Untuk ukuran anak SMA, buku drama puisi karya T.S. Eliot memang tak gampang untuk dicerna. Sapardi sendiri pun mengakui kalau ia hanya mampu memahaminya 25% saja.
Pendidikan Sapardi Djoko Damono
Pernah terjadi suatu rumor bahwa Sapardi yang seorang muslim pernah bersekolah di Sekolah Dasar Katolik. Hal itu didasari dengan salah satu karya terjemahan Sapardi, Murder in Cathedral karangan T.S. Eliot yang sangat bernuansa kristiani.
Menurut Sapardi, dugaan bahwa dirinya pernah bersekolah di Sekolah Katolik mungkin didasari dari kumpulan puisi dari buku Duka-Mu Abadi yang banyak mengandung imaji-imaji yang menimbulkan asosiasi kekristenan.Namun kenyataannya, Sapardi menempuh pendidikan dasarnya di Sekolah Dasar Kasatrian, sebuah sekolah dasar yang khusus diperuntukkan bagi laki-laki dari kerabat Keraton.
Lulus dari SD, Sapardi meneruskan pendidikan ke SMP 2 di daerah Mangkunegaran dan lulus pada tahun 1955. Setelah lulus, ia melanjutkan ke SMA 2 di Margoyudan dan lulus pada tahun 1958.
Sewaktu SMA, Sapardi bertemu dengan Jeihan Sukmantoro−kini dikenal sebagai seniman lukis−dan menjalin pertemanan dengannya.

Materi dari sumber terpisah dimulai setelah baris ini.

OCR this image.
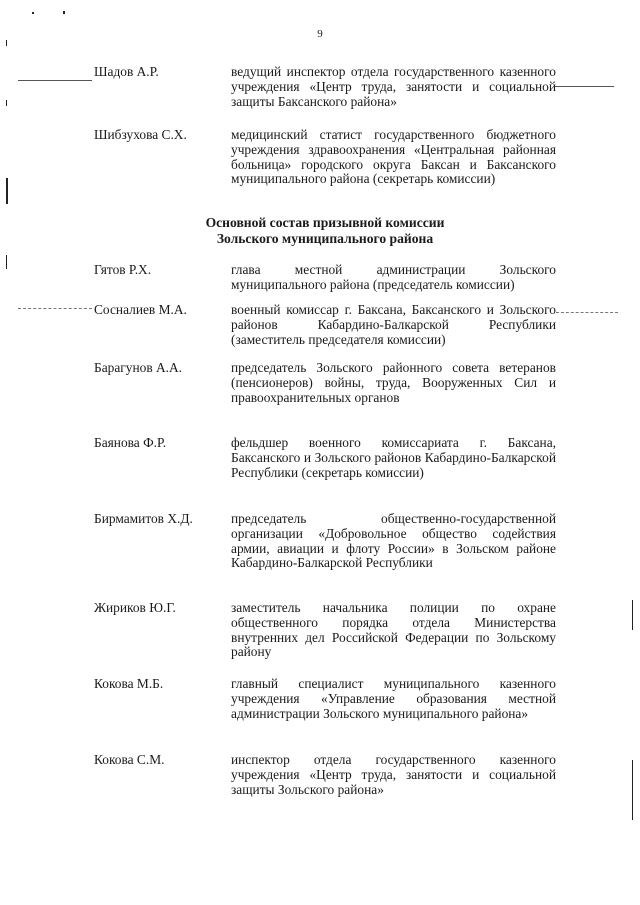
9
Шадов А.Р.	ведущий инспектор отдела государственного казенного учреждения «Центр труда, занятости и социальной защиты Баксанского района»
Шибзухова С.Х.	медицинский статист государственного бюджетного учреждения здравоохранения «Центральная районная больница» городского округа Баксан и Баксанского муниципального района (секретарь комиссии)
Основной состав призывной комиссии
Зольского муниципального района
Гятов Р.Х.	глава местной администрации Зольского муниципального района (председатель комиссии)
Сосналиев М.А.	военный комиссар г. Баксана, Баксанского и Зольского районов Кабардино-Балкарской Республики (заместитель председателя комиссии)
Барагунов А.А.	председатель Зольского районного совета ветеранов (пенсионеров) войны, труда, Вооруженных Сил и правоохранительных органов
Баянова Ф.Р.	фельдшер военного комиссариата г. Баксана, Баксанского и Зольского районов Кабардино-Балкарской Республики (секретарь комиссии)
Бирмамитов Х.Д.	председатель общественно-государственной организации «Добровольное общество содействия армии, авиации и флоту России» в Зольском районе Кабардино-Балкарской Республики
Жириков Ю.Г.	заместитель начальника полиции по охране общественного порядка отдела Министерства внутренних дел Российской Федерации по Зольскому району
Кокова М.Б.	главный специалист муниципального казенного учреждения «Управление образования местной администрации Зольского муниципального района»
Кокова С.М.	инспектор отдела государственного казенного учреждения «Центр труда, занятости и социальной защиты Зольского района»
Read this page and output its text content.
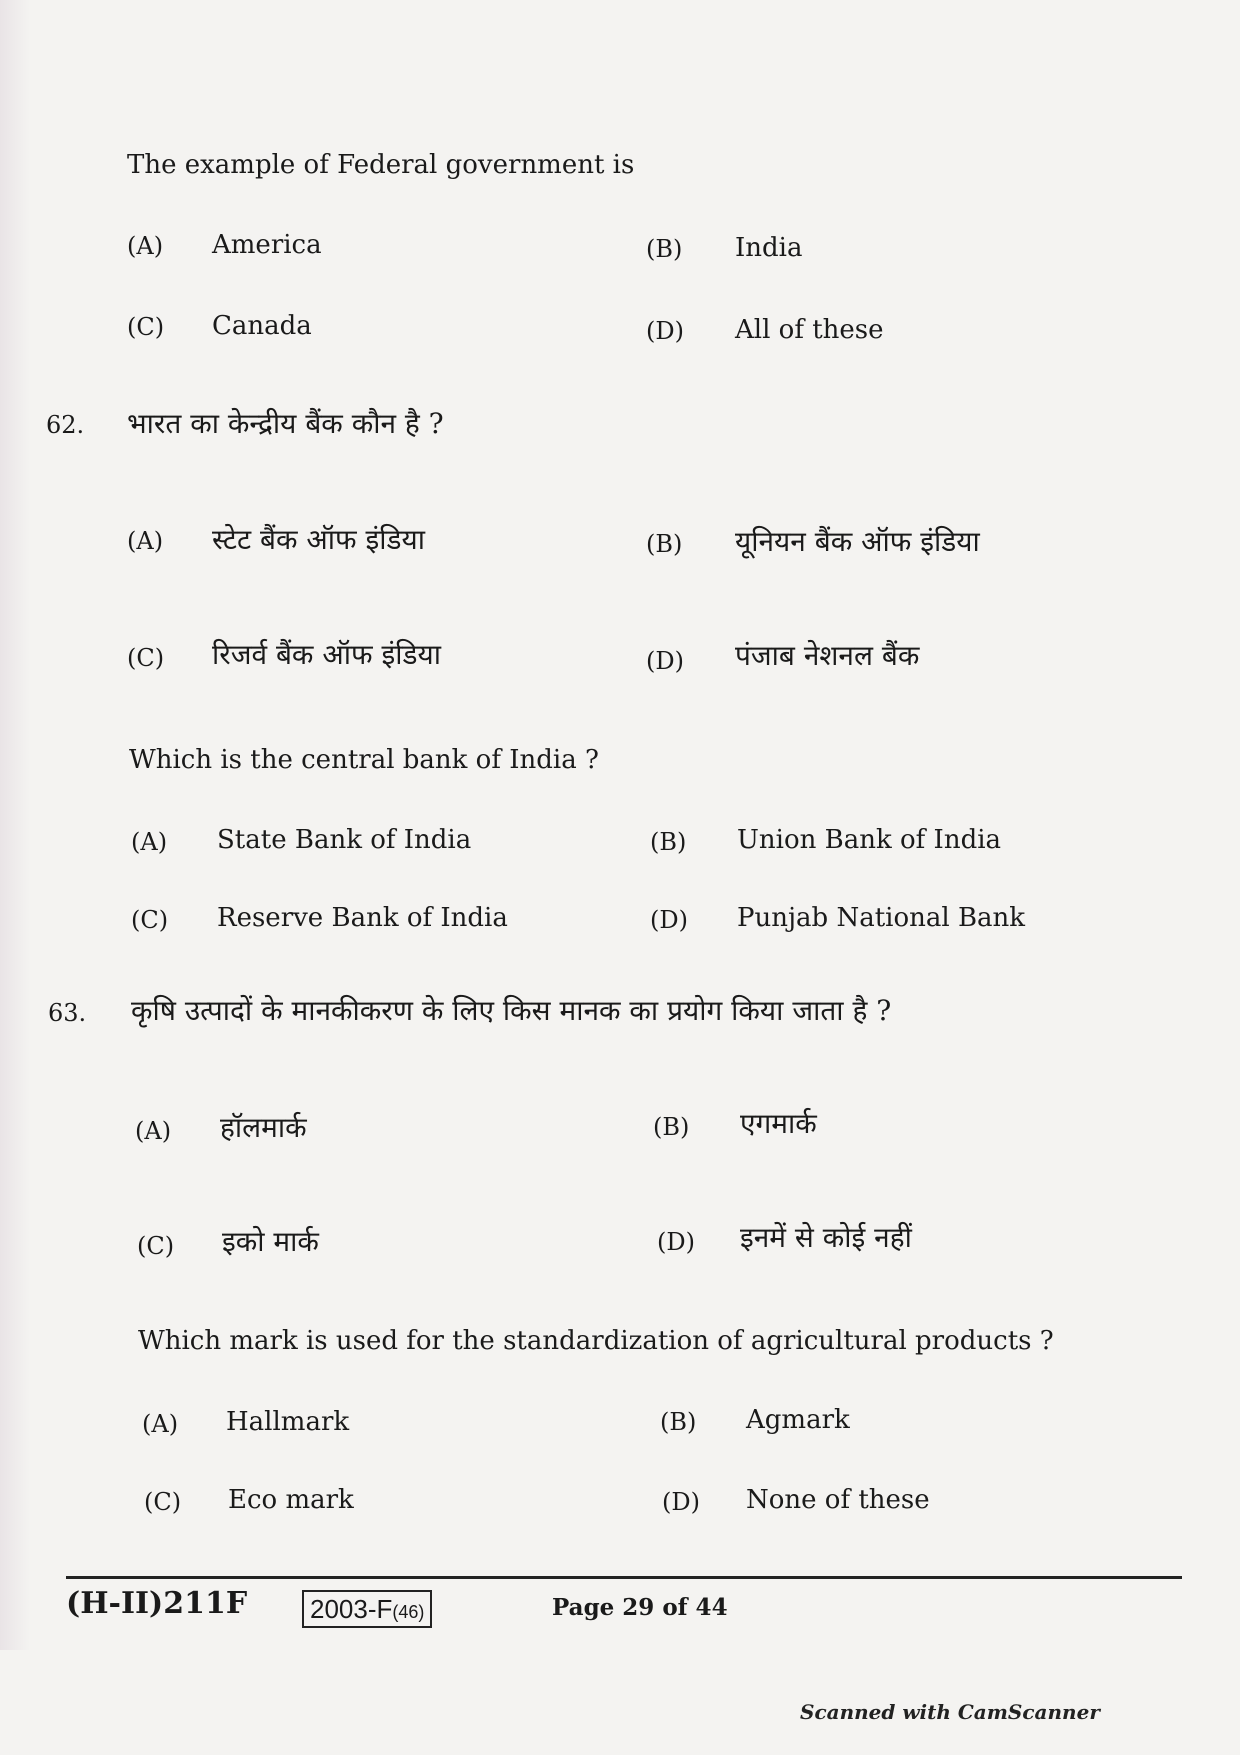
The example of Federal government is
(A) America	(B) India
(C) Canada	(D) All of these
62. भारत का केन्द्रीय बैंक कौन है ?
(A) स्टेट बैंक ऑफ इंडिया	(B) यूनियन बैंक ऑफ इंडिया
(C) रिजर्व बैंक ऑफ इंडिया	(D) पंजाब नेशनल बैंक
Which is the central bank of India ?
(A) State Bank of India	(B) Union Bank of India
(C) Reserve Bank of India	(D) Punjab National Bank
63. कृषि उत्पादों के मानकीकरण के लिए किस मानक का प्रयोग किया जाता है ?
(A) हॉलमार्क	(B) एगमार्क
(C) इको मार्क	(D) इनमें से कोई नहीं
Which mark is used for the standardization of agricultural products ?
(A) Hallmark	(B) Agmark
(C) Eco mark	(D) None of these
(H-II)211F	2003-F(46)	Page 29 of 44
Scanned with CamScanner
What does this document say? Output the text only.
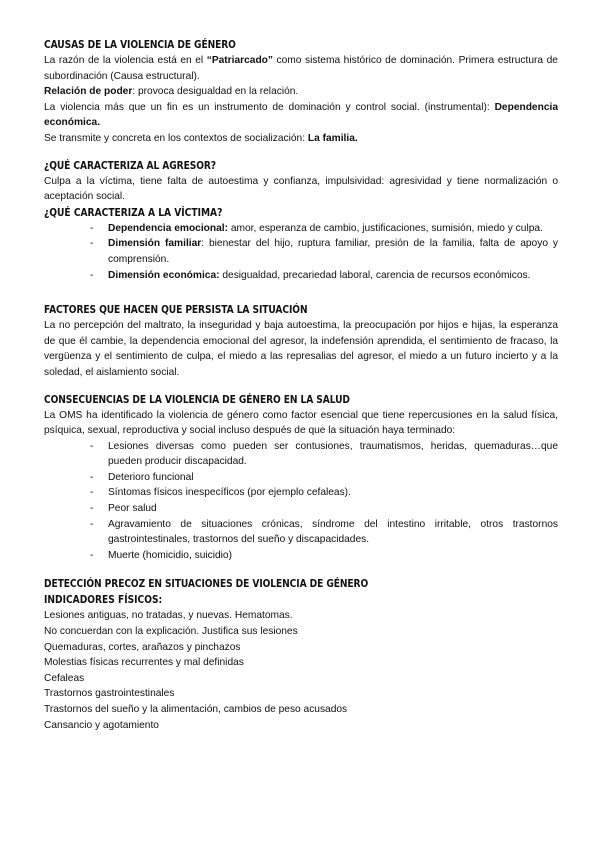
CAUSAS DE LA VIOLENCIA DE GÉNERO

La razón de la violencia está en el “Patriarcado” como sistema histórico de dominación. Primera estructura de subordinación (Causa estructural).

Relación de poder: provoca desigualdad en la relación.

La violencia más que un fin es un instrumento de dominación y control social. (instrumental): Dependencia económica.

Se transmite y concreta en los contextos de socialización: La familia.

¿QUÉ CARACTERIZA AL AGRESOR?

Culpa a la víctima, tiene falta de autoestima y confianza, impulsividad: agresividad y tiene normalización o aceptación social.

¿QUÉ CARACTERIZA A LA VÍCTIMA?
- Dependencia emocional: amor, esperanza de cambio, justificaciones, sumisión, miedo y culpa.
- Dimensión familiar: bienestar del hijo, ruptura familiar, presión de la familia, falta de apoyo y comprensión.
- Dimensión económica: desigualdad, precariedad laboral, carencia de recursos económicos.
FACTORES QUE HACEN QUE PERSISTA LA SITUACIÓN

La no percepción del maltrato, la inseguridad y baja autoestima, la preocupación por hijos e hijas, la esperanza de que él cambie, la dependencia emocional del agresor, la indefensión aprendida, el sentimiento de fracaso, la vergüenza y el sentimiento de culpa, el miedo a las represalias del agresor, el miedo a un futuro incierto y a la soledad, el aislamiento social.

CONSECUENCIAS DE LA VIOLENCIA DE GÉNERO EN LA SALUD

La OMS ha identificado la violencia de género como factor esencial que tiene repercusiones en la salud física, psíquica, sexual, reproductiva y social incluso después de que la situación haya terminado:

- Lesiones diversas como pueden ser contusiones, traumatismos, heridas, quemaduras…que pueden producir discapacidad.
- Deterioro funcional
- Síntomas físicos inespecíficos (por ejemplo cefaleas).
- Peor salud
- Agravamiento de situaciones crónicas, síndrome del intestino irritable, otros trastornos gastrointestinales, trastornos del sueño y discapacidades.
- Muerte (homicidio, suicidio)
DETECCIÓN PRECOZ EN SITUACIONES DE VIOLENCIA DE GÉNERO
INDICADORES FÍSICOS:

Lesiones antiguas, no tratadas, y nuevas. Hematomas.

No concuerdan con la explicación. Justifica sus lesiones

Quemaduras, cortes, arañazos y pinchazos

Molestias físicas recurrentes y mal definidas

Cefaleas

Trastornos gastrointestinales

Trastornos del sueño y la alimentación, cambios de peso acusados

Cansancio y agotamiento
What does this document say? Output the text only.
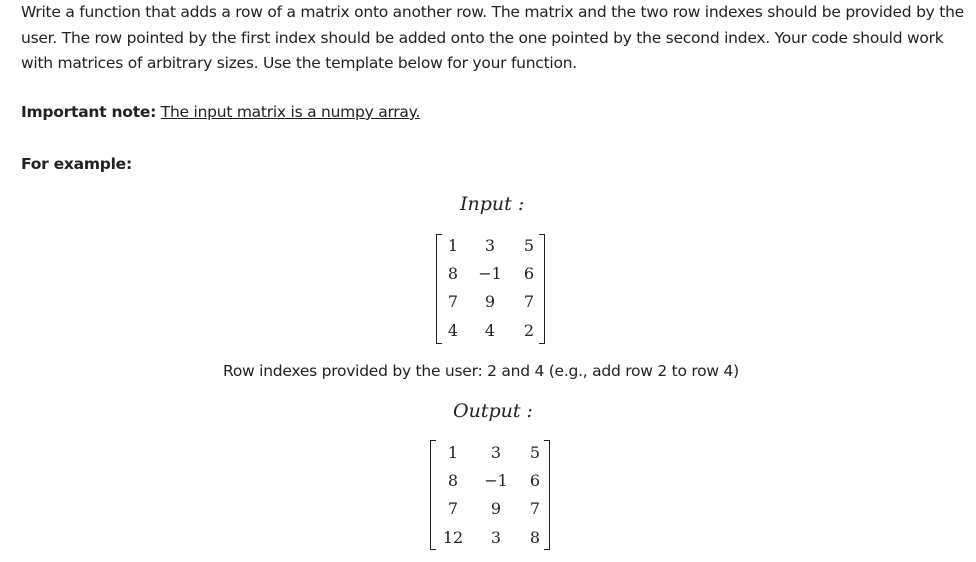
Write a function that adds a row of a matrix onto another row. The matrix and the two row indexes should be provided by the user. The row pointed by the first index should be added onto the one pointed by the second index. Your code should work with matrices of arbitrary sizes. Use the template below for your function.

Important note: The input matrix is a numpy array.
For example:
Input :
1	3	5
8	−1	6
7	9	7
4	4	2
Row indexes provided by the user: 2 and 4 (e.g., add row 2 to row 4)
Output :
1	3	5
8	−1	6
7	9	7
12	3	8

Hingga kini pun persahabatan mereka masih tetap terjalin dengan baik.
Setamat dari SMA. Sapardi melanjutkan pendidikan di Jurusan Sastra Barat (sekarang Sastra Inggris), Fakultas Sastra dan Kebudayaan Universitas Gajah Mada (UGM). Dari catatan itu menunjukkan Sapardi tidak pernah bersekolah di sekolah Katolik maupun Kristen.
Setamatnya dari UGM tahun 1964, Sapardi lanjutkan studi ke Universitas Hawaii, Honolulu, Amerika Serikat (1970-1971) dan memeperoleh gelar doktornya di Universitas Indonesia tahun 1989.